Thursday, November 14, 2019

The World Bee Project adopts Oracle cloud storage and AI analytics tools to enhance goals and innovations

Oracle announced a partnership with The World Bee Project CIC in 2018, offering the use of its cloud storage and AI analytics tools to support the organization’s goals and innovations such as its BeeMark honey certification.


Oracle will be offering cloud computing technology and analytics tools to The World Bee Project to enable it to process data in collaboration with its science partner, the University of Reading, to enable science-based evidence to emerge.



The World Bee Project is a private organization that launches a global honeybee monitoring initiative to inform and implement actions to improve pollinator habitats, create more sustainable ecosystems, and improve food security, nutrition, and livelihoods by establishing a globally coordinated monitoring program for honeybees and eventually for key pollinator groups.


The World Bee Project is a UK Community Interest Company (CIC), designed for social enterprises that want to use their profits and assets for the public good. It is the UK equivalent of a US Benefit Corporation, known as B. Corp. The World Bee Project supports the emerging holistic paradigm where society and the environment are seen as an indivisible whole, and societies and individuals define wellbeing and prosperity.



The aim of the WBP is to create a “world hive network” of remotely monitored honeybee hives and bumble bee nests. This will generate significant new data on the impact of different factors on the health of bees, such as land use, agricultural practices and forage quality. The aim is to gain a deeper understanding of disease, parasites, predator species, and control measures, in part by comparing what’s going on in different parts of the world, where different factors and outcomes can be observed.

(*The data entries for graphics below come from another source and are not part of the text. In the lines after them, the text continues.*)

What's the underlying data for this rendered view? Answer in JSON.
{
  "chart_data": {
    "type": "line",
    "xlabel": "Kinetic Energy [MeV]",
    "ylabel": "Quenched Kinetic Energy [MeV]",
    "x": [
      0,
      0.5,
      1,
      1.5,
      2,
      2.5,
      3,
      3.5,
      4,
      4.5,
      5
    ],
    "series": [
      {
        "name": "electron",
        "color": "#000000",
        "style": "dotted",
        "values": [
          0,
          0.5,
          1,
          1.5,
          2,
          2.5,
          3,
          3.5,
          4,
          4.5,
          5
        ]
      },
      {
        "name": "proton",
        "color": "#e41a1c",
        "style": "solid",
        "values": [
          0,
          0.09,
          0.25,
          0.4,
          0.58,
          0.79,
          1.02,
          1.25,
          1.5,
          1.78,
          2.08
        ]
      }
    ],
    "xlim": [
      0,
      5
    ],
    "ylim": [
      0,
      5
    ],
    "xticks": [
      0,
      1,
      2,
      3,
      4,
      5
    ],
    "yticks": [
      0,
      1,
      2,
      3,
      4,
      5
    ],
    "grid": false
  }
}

This is where the cloud storage and analytics will really come into its own, enabling global storage, access and analysis of the information gathered — and sufficient computing power to really make something of that data, using AI on the big data generated by the world hive network sensors.

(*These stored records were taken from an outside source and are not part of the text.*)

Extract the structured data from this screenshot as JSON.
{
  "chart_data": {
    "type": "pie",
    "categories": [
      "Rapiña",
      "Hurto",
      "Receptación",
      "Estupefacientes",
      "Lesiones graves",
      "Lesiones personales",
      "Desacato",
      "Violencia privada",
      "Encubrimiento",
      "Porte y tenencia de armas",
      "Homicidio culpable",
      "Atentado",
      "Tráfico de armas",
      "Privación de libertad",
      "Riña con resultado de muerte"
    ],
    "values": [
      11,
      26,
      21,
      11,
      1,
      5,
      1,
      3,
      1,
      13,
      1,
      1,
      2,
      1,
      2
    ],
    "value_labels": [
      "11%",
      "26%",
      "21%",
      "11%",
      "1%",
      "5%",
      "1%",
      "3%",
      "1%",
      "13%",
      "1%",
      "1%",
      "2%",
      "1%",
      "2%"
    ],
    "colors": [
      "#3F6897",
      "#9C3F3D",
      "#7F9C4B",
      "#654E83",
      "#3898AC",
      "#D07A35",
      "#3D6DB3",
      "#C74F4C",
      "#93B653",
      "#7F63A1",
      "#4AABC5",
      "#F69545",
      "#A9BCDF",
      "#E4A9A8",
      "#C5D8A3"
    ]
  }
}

So, for the global economy, for the bees themselves, for food producers and food consumers (that’s all of us), it’s great to see this collaboration between a non-profit group, academia and the tech industry to address this issue. It’s also pleasing to see Big Data analytics proving its worth in this way.


The World Bee Project Hive Network remotely collects data from varying environments through interconnected hives equipped with commercially available IoT sensors. The sensors combine colony-acoustics monitoring with other parameters such as brood temperature, humidity, hive weight, and apiary weather conditions. They also monitor and interpret the sound of a bee colony to assess colony behavior, strength and health.

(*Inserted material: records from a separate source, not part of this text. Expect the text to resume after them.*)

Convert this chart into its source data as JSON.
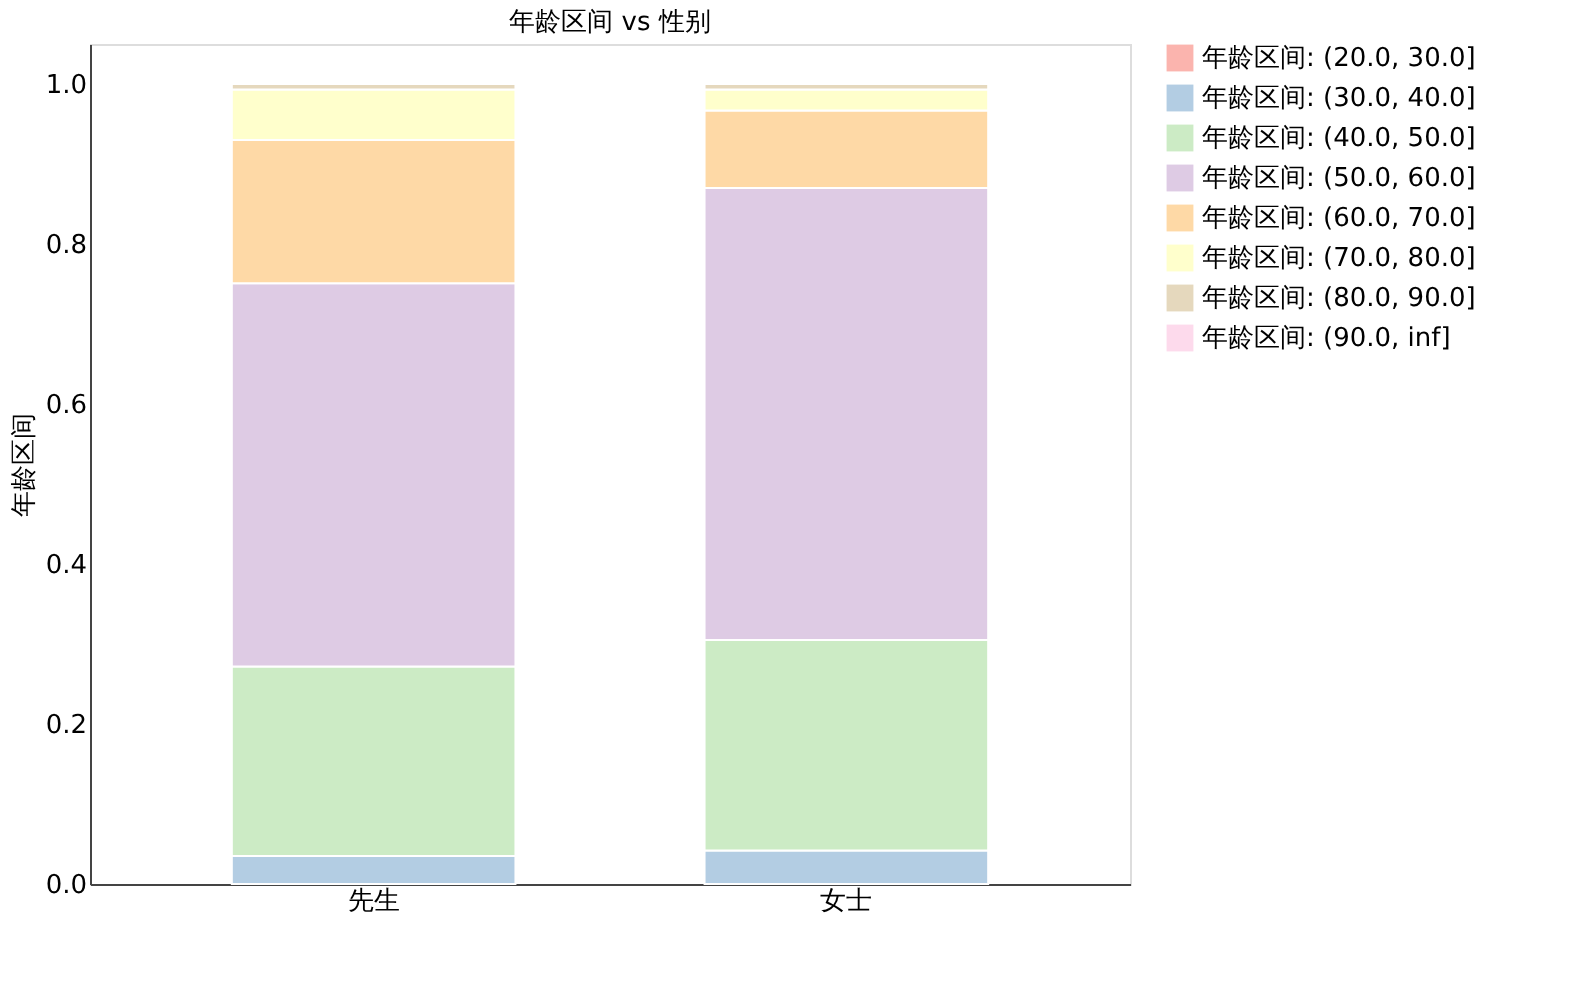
{
  "chart_data": {
    "type": "bar",
    "title": "年龄区间 vs 性别",
    "ylabel": "年龄区间",
    "categories": [
      "先生",
      "女士"
    ],
    "stacked": true,
    "series": [
      {
        "name": "年龄区间: (20.0, 30.0]",
        "color": "#fbb4ae",
        "values": [
          null,
          null
        ]
      },
      {
        "name": "年龄区间: (30.0, 40.0]",
        "color": "#b3cde3",
        "values": [
          0.035,
          0.042
        ]
      },
      {
        "name": "年龄区间: (40.0, 50.0]",
        "color": "#ccebc5",
        "values": [
          0.237,
          0.263
        ]
      },
      {
        "name": "年龄区间: (50.0, 60.0]",
        "color": "#decbe4",
        "values": [
          0.479,
          0.565
        ]
      },
      {
        "name": "年龄区间: (60.0, 70.0]",
        "color": "#fed9a6",
        "values": [
          0.179,
          0.097
        ]
      },
      {
        "name": "年龄区间: (70.0, 80.0]",
        "color": "#ffffcc",
        "values": [
          0.063,
          0.026
        ]
      },
      {
        "name": "年龄区间: (80.0, 90.0]",
        "color": "#e5d8bd",
        "values": [
          0.007,
          0.007
        ]
      },
      {
        "name": "年龄区间: (90.0, inf]",
        "color": "#fddaec",
        "values": [
          null,
          null
        ]
      }
    ],
    "ylim": [
      0,
      1.05
    ],
    "yticks": [
      {
        "value": 0,
        "label": "0.0"
      },
      {
        "value": 0.2,
        "label": "0.2"
      },
      {
        "value": 0.4,
        "label": "0.4"
      },
      {
        "value": 0.6,
        "label": "0.6"
      },
      {
        "value": 0.8,
        "label": "0.8"
      },
      {
        "value": 1.0,
        "label": "1.0"
      }
    ],
    "grid": false,
    "legend": "right"
  }
}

The World Bee Project Hive Network’s multiple local data sources provide a far richer view than any single data source to harness and enable global-scale computation to generate new insights into declining pollinator populations.


After the data has been validated by The World Bee Project database it can be fed into Oracle Cloud, which uses analytics tools including AI and data visualization to provide The World Bee Project with new insights into the relationship between bees and their varying environments. These new insights can be shared with smallholder farmers, scientists, researchers, governments, and other stakeholders.


“The partnership with Oracle will absolutely transform the scene as we can link AI with pollination and agricultural biodiversity,” said Sabiha Malik, founder and executive president of The World Bee Project CIC. “We have the potential to help transform the way the world grows food and to protect the livelihoods of hundreds of millions of smallholder farmers, but we depend entirely on stakeholders such as banks, agritech, insurance companies, and governments to sponsor and invest in our work so that we can begin to step toward fulfilling our mission.”


Oracle is currently looking at funding models to support the expansion of The World Bee Project Hive Network to ensure a global view of the health of bee populations.